I suspect you're perfectly well aware of both the Constitutional justification for copyrights and patents, and the extent of the abuse to which that innocuous little line has been subjected, but choose to pretend otherwise because you're hoping to join the trolls' ranks yourself one of these days.
Patents? Now you are confusing patents and copyright because you keep talking about "intellectual property." This is about copyrights. Patents have nothing in common with copyrights.
Copyrights protect specific creations, not entire classes of ideas like patents do. If someone creates something and copyrights it, then I fully support their freedom to do as they wish with their creation, be that to destroy it, use it, sell it to someone else, or assign rights to another party to protect their creation. No one else's rights are infringed. Another person can still create what they want as long as it's not an duplicate of a copyrighted work. If I were to deny someone else those rights to their creation I deny myself those rights, which I do not wish to do.

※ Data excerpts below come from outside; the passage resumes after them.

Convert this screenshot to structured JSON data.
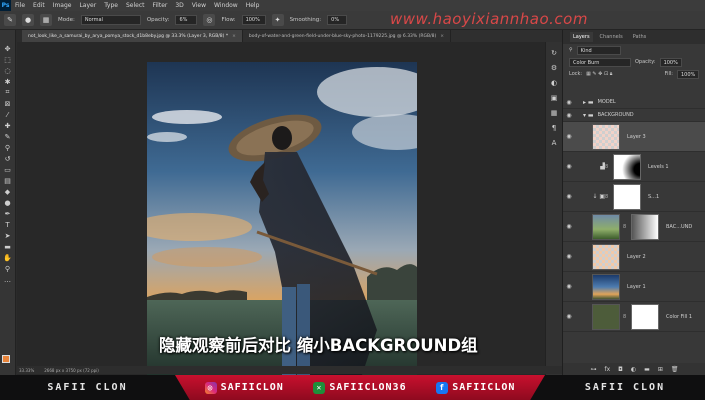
{
  "app": {
    "logo": "Ps",
    "menu": [
      "File",
      "Edit",
      "Image",
      "Layer",
      "Type",
      "Select",
      "Filter",
      "3D",
      "View",
      "Window",
      "Help"
    ]
  },
  "options_bar": {
    "mode_label": "Mode:",
    "mode_value": "Normal",
    "opacity_label": "Opacity:",
    "opacity_value": "6%",
    "flow_label": "Flow:",
    "flow_value": "100%",
    "smoothing_label": "Smoothing:",
    "smoothing_value": "0%"
  },
  "watermark": "www.haoyixiannhao.com",
  "doc_tabs": [
    {
      "label": "not_look_like_a_samurai_by_arya_pomya_stock_d1b8eby.jpg @ 33.3% (Layer 3, RGB/8) *",
      "close": "×"
    },
    {
      "label": "body-of-water-and-green-field-under-blue-sky-photo-1179225.jpg @ 6.33% (RGB/8)",
      "close": "×"
    }
  ],
  "caption": "隐藏观察前后对比 缩小BACKGROUND组",
  "status": {
    "zoom": "33.33%",
    "info": "2668 px x 3750 px (72 ppi)"
  },
  "layers_panel": {
    "tabs": [
      "Layers",
      "Channels",
      "Paths"
    ],
    "kind": "Kind",
    "blend_mode": "Color Burn",
    "opacity_label": "Opacity:",
    "opacity_value": "100%",
    "lock_label": "Lock:",
    "fill_label": "Fill:",
    "fill_value": "100%",
    "layers": [
      {
        "name": "MODEL",
        "type": "group"
      },
      {
        "name": "BACKGROUND",
        "type": "group"
      },
      {
        "name": "Layer 3",
        "type": "layer"
      },
      {
        "name": "Levels 1",
        "type": "adjustment"
      },
      {
        "name": "S...1",
        "type": "adjustment"
      },
      {
        "name": "BAC...UND",
        "type": "image"
      },
      {
        "name": "Layer 2",
        "type": "layer"
      },
      {
        "name": "Layer 1",
        "type": "layer"
      },
      {
        "name": "Color Fill 1",
        "type": "fill"
      }
    ]
  },
  "footer": {
    "left": "SAFII CLON",
    "instagram": "SAFIICLON",
    "other": "SAFIICLON36",
    "facebook": "SAFIICLON",
    "right": "SAFII CLON"
  }
}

The people that are being sued are copying the entirety of a copyrighted work without permission. That's not fair use. And it's a news article, for Pete's sake. Has our educational system faltered so much that people cannot write, in their own words, a summary of a news article rather than illegally reproduce it in its entirety? It seems even more absurd given that most of the infringers could have likely linked to the original articles, like Slashdot does, rather than reproduce them. I fully support going after people for such flagrant violations. I would certainly want someone to respect my copyrights. That's why I don't infringe copyrights. It's not okay with me to freely download movies, music, and software without paying for them if I haven't been given permission to do so by the copyright holder. I hold the same feelings toward written works such as photographs, books, and newspaper articles.
There's nothing trollish about that. In fact, I find it to be very important because copyright enforcement is one of the tools that are used to protect open source and free software. The Free Software Foundation performs a function not unlike that described in the article. People assign copyrights for their programs and contributions to the Free Software Foundation who then actively enforces those copyrights when the licensing is violated. The Software Freedom Law Center performs a similar function.
But, of course, you have already stated that you find such actions to be only performed by trolls. Well, go back to your sociopathic behavior of taking everything you can without permission and thinking you are giving the finger to the trolls or "the man." Your actions and lack of respect for others will ultimately make the world a worse place for the rest of us who create things, whether we sell them or give them away freely under specific licenses (CC, GPL, etc.).